Au chevet du saumon pour le sauver de disparition
De gauche à droite, Pierre Bergès, président de l'AAPPMA gave d'Oloron, Pierre Bernard, secrétaire général, de Salmo Tierra-Salva Tierra, Antoine Domenech, président de Salmo Tierra-Salva Tierra
Salmo Tierra/Salva Tierra qui a fait du saumon son emblème, tenait samedi matin, à Navarrenx, sa dixième assemblée générale qui a été marquée par le triste constat de la raréfaction des remontées de saumons qui a entraîné la fermeture de sa pêche.
Mais pointent aussi des lueurs d'espoir pour le retour à une situation normale. Le combat s'organise et va s'intensifier. Les militants de la pêche de loisir continuent encore et toujours à se battre face au pouvoir politique dont l'inaction et le déni, manifestés ces dernières années, ne manquent pas d'interroger.
"Nous sommes les gaulois qui font de la résistance, nous sommes les indiens de la plaine" déclara Antoine Domenech qui préside l'association Salmo Tierra/Salva Tierra, solidement épaulé du secrétaire-trésorier Pierre Bernard, et de Pierre Bergès qui préside, par ailleurs, l'AAPPMA du gave d'Oloron. Les cheveux ont blanchi, la relève tarde à se manifester, mais la poignée de dirigeants est toujours très active au sein de Salmo Tierra qui travaille en étroite collaboration avec notamment la SEPANSO 64 et l'AAPPMA du gave d'Oloron.
Antoine Domenech annonça que les actions juridiques engagées avec les partenaires, en 2024 et 2025, ont été toutes gagnées malgré la multiplication des recours. Il en donna la liste : COGEPOMI (action collective avec DMA), port de Bayonne (Salmo, AAPPMA, SEPANSO 64), carrière Daniel à Carresse (action collective avec Salmo et SEPANSO 64), arrêtés de pêche des préfets 40 et 64 (collectif associatif).
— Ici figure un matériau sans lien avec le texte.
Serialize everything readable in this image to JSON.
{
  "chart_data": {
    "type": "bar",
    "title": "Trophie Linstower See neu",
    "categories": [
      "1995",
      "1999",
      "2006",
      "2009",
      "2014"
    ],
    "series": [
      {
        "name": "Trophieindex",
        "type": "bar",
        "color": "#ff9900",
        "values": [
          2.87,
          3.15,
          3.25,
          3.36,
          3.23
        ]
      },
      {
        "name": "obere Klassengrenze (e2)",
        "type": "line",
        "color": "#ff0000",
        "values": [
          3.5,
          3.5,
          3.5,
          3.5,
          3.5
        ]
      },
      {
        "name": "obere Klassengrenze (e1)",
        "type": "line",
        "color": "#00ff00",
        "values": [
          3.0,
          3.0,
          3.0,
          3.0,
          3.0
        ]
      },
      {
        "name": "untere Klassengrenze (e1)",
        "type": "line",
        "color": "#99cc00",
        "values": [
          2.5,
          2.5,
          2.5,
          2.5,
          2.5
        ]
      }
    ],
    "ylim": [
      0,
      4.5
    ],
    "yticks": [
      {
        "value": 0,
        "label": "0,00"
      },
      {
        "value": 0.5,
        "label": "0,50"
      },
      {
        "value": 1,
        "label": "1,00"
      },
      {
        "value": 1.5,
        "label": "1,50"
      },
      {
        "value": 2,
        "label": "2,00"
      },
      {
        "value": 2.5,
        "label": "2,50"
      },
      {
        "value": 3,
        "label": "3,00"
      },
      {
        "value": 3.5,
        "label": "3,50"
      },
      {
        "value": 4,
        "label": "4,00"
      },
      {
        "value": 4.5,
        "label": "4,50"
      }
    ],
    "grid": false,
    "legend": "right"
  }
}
Il cita également les deux actions qui sont en cours :
- "Le recours déposé en octobre 2020 contre l'arrêté du règlement particulier de police du port de Bayonne autorisant la pêche professionnelle. Cette action pour laquelle toute la procédure en défense et en réplique est maintenant terminée, devrait légalement obtenir une réponse cette année 2025. Nous demandons une indemnisation de 27 millions d'Euros au titre de la pêche illégale et des préjudices subis".
- "Notre engagement, avec SEPANSO 64, auprès des riverains et partenaires dont l'AAPPMA de la Gaule Aspoise, contre le projet de micro centrale sur le gave du Gabarret".
La situation catastrophe de 2024 aurait pu être évitée si on avait écouté Salmo, AAPPMA et autres associations qui avaient tiré la sonnette d'alarme
La sanction de fermeture signée par les préfets
Tenant compte de la baisse inquiétante des effectifs observée dans l'Adour et les gaves pyrénéens, la pêche du saumon a été suspendue sans attendre dès le mois de juillet 2024.
Après un nouvel examen de la situation fin d'année 2024, le préfet de région et les préfets du 64 et du 40 se sont prononcé pour que toutes les pêches professionnelles ou de loisirs du saumon atlantique soient interdites en 2025 sur l'ensemble du bassin de l'Adour et des gaves pyrénéens.
Cette décision en date du 18 décembre 2024 est également appliquée en mer le long des côtes landaises et basques. Des décrets s'en suivront.
Salmo Tierra insiste sur la situation alarmante : "Comme l'alose et la lamproie, le saumon est sur la liste rouge des espèces menacées au regard de l'effondrement des stocks constaté depuis 2022. Il résulte d'un document de données compilées par MIGRADOUR, que la pêche des professionnels représente 83%(!!!) de toutes les captures qu'elles soient maritimes ou fluviales !"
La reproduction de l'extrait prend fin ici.